Some environmentalists expect the December UN climate conference in Cancun, Mexico, to be as fruitless as last year's rally to produce a global climate treaty in Copenhagen. So they're placing their hopes on a different treaty, the Montreal Protocol, adopted in 1987 to cut back the use of ozone-depleting chemicals. Unlike many CO2-reduction schemes, the Protocol has been enormously effective. In 2009 it became the only UN treaty to be ratified by every recognized nation in the world, and it has propelled the ongoing industrial phaseout of such ozone-destroying chemicals as chlorofluorocarbons (CFCs) and their alternatives, HCFCs.

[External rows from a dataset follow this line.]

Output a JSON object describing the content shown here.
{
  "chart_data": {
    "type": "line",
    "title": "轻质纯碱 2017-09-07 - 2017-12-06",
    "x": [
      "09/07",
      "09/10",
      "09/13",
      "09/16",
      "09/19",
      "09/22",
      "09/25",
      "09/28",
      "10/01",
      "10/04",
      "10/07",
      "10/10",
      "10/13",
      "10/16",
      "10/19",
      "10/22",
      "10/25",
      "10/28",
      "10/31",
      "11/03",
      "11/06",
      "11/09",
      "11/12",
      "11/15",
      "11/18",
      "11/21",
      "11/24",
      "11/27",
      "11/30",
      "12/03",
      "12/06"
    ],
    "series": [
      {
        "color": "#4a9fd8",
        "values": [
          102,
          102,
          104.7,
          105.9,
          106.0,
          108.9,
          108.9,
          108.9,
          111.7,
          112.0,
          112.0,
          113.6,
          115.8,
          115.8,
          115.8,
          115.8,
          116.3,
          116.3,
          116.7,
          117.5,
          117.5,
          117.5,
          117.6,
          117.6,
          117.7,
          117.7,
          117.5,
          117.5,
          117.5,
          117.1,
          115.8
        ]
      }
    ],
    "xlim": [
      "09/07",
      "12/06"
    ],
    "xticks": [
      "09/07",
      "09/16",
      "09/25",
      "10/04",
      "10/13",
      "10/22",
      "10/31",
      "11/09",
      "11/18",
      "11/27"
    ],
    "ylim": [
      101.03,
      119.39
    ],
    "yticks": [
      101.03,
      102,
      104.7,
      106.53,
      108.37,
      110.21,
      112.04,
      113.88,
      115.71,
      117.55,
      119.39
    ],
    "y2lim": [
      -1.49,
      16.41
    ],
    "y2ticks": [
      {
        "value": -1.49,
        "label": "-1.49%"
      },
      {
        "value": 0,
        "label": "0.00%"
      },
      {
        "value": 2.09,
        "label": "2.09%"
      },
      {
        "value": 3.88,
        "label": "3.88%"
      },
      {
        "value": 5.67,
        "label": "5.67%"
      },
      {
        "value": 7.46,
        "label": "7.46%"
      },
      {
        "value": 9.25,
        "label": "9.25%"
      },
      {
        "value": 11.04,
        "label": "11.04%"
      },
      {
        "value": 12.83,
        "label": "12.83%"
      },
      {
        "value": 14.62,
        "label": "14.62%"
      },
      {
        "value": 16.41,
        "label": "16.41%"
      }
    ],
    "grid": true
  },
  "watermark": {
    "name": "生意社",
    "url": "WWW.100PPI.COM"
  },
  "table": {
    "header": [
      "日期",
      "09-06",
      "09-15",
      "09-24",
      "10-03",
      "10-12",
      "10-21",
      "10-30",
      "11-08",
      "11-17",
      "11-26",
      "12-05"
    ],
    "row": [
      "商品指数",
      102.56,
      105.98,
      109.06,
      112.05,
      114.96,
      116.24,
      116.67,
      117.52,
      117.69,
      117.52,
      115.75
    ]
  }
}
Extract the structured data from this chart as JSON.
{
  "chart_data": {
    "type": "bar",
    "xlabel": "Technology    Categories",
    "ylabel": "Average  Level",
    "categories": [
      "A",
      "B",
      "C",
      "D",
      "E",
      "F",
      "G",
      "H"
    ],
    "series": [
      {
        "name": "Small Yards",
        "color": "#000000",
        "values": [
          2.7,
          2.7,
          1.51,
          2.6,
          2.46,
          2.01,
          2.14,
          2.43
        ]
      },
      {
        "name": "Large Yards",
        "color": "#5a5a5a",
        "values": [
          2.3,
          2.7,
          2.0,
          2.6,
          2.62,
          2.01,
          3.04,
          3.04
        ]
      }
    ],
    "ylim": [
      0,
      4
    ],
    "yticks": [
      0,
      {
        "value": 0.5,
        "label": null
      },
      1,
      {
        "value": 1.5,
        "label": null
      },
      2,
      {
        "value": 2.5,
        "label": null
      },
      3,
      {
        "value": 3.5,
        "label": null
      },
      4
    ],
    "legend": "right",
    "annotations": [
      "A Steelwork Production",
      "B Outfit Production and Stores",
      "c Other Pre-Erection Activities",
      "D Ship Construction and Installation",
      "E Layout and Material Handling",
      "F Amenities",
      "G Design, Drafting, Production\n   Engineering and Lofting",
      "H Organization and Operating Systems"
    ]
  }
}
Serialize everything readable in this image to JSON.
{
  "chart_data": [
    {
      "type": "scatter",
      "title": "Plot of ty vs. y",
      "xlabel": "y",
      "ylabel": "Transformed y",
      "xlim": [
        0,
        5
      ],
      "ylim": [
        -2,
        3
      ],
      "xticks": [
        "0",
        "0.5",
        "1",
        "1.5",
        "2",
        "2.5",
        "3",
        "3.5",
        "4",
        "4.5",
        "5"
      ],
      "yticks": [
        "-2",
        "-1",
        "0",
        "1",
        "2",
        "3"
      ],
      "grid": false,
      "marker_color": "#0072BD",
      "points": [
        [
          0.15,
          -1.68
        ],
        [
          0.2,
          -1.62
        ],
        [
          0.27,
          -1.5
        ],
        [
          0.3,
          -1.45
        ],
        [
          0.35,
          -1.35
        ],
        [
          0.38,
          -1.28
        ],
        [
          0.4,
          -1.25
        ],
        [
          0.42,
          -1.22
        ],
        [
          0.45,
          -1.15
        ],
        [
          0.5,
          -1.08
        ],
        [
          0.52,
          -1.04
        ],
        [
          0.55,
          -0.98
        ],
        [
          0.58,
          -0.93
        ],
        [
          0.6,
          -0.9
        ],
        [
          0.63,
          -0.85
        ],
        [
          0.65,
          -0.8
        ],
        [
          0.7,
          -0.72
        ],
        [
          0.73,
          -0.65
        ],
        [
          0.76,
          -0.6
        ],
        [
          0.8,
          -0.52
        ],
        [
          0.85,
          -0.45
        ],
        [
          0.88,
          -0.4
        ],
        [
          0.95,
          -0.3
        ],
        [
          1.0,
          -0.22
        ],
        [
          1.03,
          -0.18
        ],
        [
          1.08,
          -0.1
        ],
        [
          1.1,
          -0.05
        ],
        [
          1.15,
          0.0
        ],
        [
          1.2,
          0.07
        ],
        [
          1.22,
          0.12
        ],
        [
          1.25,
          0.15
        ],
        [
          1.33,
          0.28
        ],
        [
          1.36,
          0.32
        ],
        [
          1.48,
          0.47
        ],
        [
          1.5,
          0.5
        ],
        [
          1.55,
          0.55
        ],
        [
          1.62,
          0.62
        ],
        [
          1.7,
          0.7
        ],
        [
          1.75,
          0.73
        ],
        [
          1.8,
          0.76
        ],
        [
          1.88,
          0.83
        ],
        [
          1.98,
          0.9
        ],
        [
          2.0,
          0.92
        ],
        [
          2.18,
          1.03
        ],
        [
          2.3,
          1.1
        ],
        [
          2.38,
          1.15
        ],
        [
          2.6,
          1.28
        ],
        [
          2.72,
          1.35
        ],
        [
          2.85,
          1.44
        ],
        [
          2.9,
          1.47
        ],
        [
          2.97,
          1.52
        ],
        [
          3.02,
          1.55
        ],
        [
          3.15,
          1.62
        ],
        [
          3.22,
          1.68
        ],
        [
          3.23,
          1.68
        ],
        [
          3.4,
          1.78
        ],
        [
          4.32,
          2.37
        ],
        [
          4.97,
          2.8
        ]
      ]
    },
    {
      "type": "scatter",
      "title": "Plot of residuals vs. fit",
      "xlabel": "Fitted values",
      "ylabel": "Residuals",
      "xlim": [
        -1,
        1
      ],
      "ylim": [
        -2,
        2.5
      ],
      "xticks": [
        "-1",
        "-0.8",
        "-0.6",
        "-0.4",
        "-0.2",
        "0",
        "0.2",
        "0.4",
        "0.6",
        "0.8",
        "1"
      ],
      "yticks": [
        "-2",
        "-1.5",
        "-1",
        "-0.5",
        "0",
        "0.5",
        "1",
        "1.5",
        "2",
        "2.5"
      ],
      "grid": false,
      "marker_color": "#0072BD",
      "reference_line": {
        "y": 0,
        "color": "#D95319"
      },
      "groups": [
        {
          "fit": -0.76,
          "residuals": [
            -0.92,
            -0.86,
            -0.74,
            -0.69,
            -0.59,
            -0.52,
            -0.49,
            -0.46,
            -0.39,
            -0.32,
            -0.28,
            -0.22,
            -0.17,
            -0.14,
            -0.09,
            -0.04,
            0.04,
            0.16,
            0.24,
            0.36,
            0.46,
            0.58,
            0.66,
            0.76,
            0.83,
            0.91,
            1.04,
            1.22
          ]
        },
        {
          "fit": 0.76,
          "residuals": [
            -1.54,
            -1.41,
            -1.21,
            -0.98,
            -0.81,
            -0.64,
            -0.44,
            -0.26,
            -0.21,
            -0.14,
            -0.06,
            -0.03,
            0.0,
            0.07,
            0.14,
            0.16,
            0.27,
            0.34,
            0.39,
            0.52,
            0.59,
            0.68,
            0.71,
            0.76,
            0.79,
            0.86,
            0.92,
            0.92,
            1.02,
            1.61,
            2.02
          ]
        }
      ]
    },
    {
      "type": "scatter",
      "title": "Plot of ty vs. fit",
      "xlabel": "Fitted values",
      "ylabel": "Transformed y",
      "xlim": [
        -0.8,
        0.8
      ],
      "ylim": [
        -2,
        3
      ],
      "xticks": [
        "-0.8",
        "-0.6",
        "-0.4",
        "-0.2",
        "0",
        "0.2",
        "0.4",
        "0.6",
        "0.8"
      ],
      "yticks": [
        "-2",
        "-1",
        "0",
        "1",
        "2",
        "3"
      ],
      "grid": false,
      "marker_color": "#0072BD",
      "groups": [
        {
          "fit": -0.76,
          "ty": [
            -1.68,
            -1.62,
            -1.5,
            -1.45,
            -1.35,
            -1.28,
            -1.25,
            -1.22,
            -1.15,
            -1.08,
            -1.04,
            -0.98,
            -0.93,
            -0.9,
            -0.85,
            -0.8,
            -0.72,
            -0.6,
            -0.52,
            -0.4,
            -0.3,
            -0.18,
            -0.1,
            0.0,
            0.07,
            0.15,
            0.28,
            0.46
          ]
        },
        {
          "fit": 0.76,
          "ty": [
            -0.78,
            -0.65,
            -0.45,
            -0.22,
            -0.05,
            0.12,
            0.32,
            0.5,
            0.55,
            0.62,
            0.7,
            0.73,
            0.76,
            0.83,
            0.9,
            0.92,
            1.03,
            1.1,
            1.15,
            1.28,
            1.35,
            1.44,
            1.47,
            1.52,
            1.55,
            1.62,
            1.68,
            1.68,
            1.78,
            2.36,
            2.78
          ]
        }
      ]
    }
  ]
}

At a November meeting of Protocol members, some nations proposed phasing out HFCs, a third class of chemicals ubiquitous in car air conditioners and supermarket cooling systems, but up to 11,700 times more potent than CO2 as greenhouse gases. The proposal would only be binding on signatories that agree to it: Nations like China and India want more time and financial incentives to replace the chemicals, but the Obama administration supports the measure. Industries would need to pay for alternative refrigerants, and the treaty terms could cost up to $15 billion over 30 years-yet that's only a fraction of what the proposals in Cancun could cost.
Here's the kicker: HFCs don't deplete ozone. Mario Molina, one of the original scientists whose study of CFCs led to the Protocol, admitted using the ozone treaty for the purpose of combating global warming was "a stretch." But with a carbon climate treaty on the rocks, it's a backdoor option that just might come in.
The federally approved organization that governs electric grid reliability warned of unreliability in a new report: The North American Electric Reliability Corp. (NERC) said proposed pollution regulations from the Environmental Protection Agency could significantly affect the U.S. electricity supply. The EPA rules, which would require retrofitted upgrades to cooling water systems and air pollution controls at power plants, could force a loss of as much as 77 gigawatts of power capacity in 2015-equal to 7 percent of the nation's power supply. Much of the loss would come through the closure of power plants, with smaller, coal-fired plants affected most sharply.
The EPA quickly criticized the NERC report as "fortune-telling" that focused on "worst-case scenarios." The power industry could spend $150 billion over the next decade to comply with the proposed rules. The report's assessment didn't include the EPA's possible future regulation of carbon dioxide emissions.
The UN continues its push for expensive environmental treaties. Delegates from nearly 200 nations met in Nagoya, Japan, in late October to work out a new conservation policy for the Convention on Biological Diversity. They emerged with a proposal similar to the UN's approach to global warming: Developed nations would subsidize the preservation of animal and plant resources and even pay royalties for "genetic resources." (This could take the form of a biodiversity funding tax on, for instance, a Western pharmaceutical drug made from a rare plant in an undeveloped country.) Delegates also encouraged the creation of the "Intergovernmental Panel on Biodiversity and Ecosystem Services." Like the scandal-plagued Intergovernmental Panel on Climate Change, the IPBES would write expansive reports aimed at influencing governmental policymakers. The United States has not ratified the Convention.